On this particular day, we went north thru Kingman toward Meadview. We live in the 5th largest county in the U.S., so the two hour drive to Meadview covered a lot of territory.  We were still in the same county!!

In Meadview, there was a mine called the King Tut.  It was a HUGE placer mine, it was situated in the mountains that border Lake Mead.  We read about it in one of my history books, and hoped to find it up there.
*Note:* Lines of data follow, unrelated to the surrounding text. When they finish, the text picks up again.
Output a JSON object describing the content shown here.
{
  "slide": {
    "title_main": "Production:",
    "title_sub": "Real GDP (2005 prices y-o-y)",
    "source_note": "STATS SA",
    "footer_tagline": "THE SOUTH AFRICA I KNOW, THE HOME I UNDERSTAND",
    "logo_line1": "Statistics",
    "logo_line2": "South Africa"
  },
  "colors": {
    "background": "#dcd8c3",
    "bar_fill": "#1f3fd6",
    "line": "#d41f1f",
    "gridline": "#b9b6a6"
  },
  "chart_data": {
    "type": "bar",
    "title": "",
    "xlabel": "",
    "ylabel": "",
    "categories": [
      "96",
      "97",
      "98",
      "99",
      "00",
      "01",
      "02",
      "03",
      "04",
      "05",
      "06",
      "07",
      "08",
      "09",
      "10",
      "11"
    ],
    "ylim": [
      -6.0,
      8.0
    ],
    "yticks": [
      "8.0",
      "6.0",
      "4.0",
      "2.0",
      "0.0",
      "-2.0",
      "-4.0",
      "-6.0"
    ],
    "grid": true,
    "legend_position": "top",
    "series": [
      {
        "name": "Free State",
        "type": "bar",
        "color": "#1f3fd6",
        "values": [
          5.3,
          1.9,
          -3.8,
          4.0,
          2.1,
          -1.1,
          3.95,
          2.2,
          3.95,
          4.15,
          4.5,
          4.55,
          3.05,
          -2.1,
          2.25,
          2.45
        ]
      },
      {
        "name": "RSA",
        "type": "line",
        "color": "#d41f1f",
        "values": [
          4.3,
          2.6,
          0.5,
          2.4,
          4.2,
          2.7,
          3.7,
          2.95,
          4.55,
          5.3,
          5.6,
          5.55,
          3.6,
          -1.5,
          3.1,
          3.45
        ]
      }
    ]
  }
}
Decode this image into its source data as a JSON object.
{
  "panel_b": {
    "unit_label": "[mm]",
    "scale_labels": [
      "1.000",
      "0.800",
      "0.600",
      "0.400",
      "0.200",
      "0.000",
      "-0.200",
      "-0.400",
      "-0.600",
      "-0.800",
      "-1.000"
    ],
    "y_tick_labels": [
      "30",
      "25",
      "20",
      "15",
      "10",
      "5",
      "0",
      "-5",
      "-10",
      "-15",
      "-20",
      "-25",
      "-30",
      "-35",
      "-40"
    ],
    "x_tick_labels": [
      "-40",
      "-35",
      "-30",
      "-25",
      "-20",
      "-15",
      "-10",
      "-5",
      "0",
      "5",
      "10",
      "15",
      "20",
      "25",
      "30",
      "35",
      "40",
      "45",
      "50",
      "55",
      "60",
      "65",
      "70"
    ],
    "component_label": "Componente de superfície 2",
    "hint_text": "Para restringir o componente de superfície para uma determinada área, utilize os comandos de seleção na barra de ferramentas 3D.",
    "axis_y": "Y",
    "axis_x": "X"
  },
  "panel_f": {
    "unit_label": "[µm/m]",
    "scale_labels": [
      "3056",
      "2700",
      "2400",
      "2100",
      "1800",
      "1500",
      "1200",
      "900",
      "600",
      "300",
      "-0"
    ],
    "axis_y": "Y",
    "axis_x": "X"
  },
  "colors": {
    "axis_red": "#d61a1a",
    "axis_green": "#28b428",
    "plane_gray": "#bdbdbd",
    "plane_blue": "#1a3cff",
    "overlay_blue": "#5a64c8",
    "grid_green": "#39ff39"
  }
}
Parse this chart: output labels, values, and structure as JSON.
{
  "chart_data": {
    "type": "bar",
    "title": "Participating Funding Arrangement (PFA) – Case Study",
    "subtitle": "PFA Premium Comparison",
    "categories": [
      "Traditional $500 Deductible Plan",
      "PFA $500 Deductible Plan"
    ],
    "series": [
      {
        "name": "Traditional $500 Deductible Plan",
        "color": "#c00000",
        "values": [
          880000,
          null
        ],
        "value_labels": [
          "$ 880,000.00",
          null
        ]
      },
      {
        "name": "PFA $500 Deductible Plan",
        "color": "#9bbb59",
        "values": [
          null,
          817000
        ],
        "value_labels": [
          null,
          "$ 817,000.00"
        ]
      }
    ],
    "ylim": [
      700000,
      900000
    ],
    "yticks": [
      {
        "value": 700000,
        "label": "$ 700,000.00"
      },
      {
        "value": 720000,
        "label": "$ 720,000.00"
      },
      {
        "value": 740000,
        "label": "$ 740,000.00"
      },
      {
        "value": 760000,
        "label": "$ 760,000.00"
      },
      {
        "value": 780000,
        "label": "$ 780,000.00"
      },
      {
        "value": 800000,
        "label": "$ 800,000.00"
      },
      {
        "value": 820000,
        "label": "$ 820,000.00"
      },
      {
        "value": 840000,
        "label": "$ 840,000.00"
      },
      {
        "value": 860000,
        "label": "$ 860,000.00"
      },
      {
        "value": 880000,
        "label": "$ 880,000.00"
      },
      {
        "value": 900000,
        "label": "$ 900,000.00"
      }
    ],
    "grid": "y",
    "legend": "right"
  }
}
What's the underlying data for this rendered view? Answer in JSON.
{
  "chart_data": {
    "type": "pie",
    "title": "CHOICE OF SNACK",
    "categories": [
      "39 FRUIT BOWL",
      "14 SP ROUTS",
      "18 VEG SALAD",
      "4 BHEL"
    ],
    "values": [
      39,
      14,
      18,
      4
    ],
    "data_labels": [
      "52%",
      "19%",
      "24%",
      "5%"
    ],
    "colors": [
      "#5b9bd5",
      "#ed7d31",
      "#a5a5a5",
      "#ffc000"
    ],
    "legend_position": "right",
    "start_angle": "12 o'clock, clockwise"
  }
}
We got close, but then learned the old mine is on private property and the signage wasn't exactly welcoming.  So we climbed to the top of a nearby hill and took a photo of Lake Mead:


We then looked to the north, and could see the "terminus" of the Grand Canyon.  It's where the Canyon ends and Lake Mead begins:


We drove past Gary's lots in town, he has about 2 acres on a dirt road.  The whole block is empty, a reminder of the boom and bust that Meadview experienced a few years ago.  Real estate developers had their eye on that area because they were convinced it would be the next "Havasu," but then the economy fell apart.  New construction stopped to a grinding halt.  It's a beautiful area, a bit isolated, but nothing happening right now.  The convenience store closed!! Can't even buy an aspirin in that town.

So we drove around, taking in the sights:



Found a large white onyx deposit:


Walked around checking out remote ranches and washes:




Found ourselves in old Chloride, and discovered the "Chloride Murals," outside of town in the nearby mountains:






Visited an old copper mine near the murals.  


We were surprised by a huge white owl who was perched down in the mineshaft.  I was poised to take a photo but didn't want to flash him in his enormous black eyes!  He was not happy to see us.

By the time we returned home it was late at night.  Our loop around Mohave County had taken us all day, and the dogs were not happy with us.  After all, we went out the door with our cooler and lunch packed, promising them we'd be right back.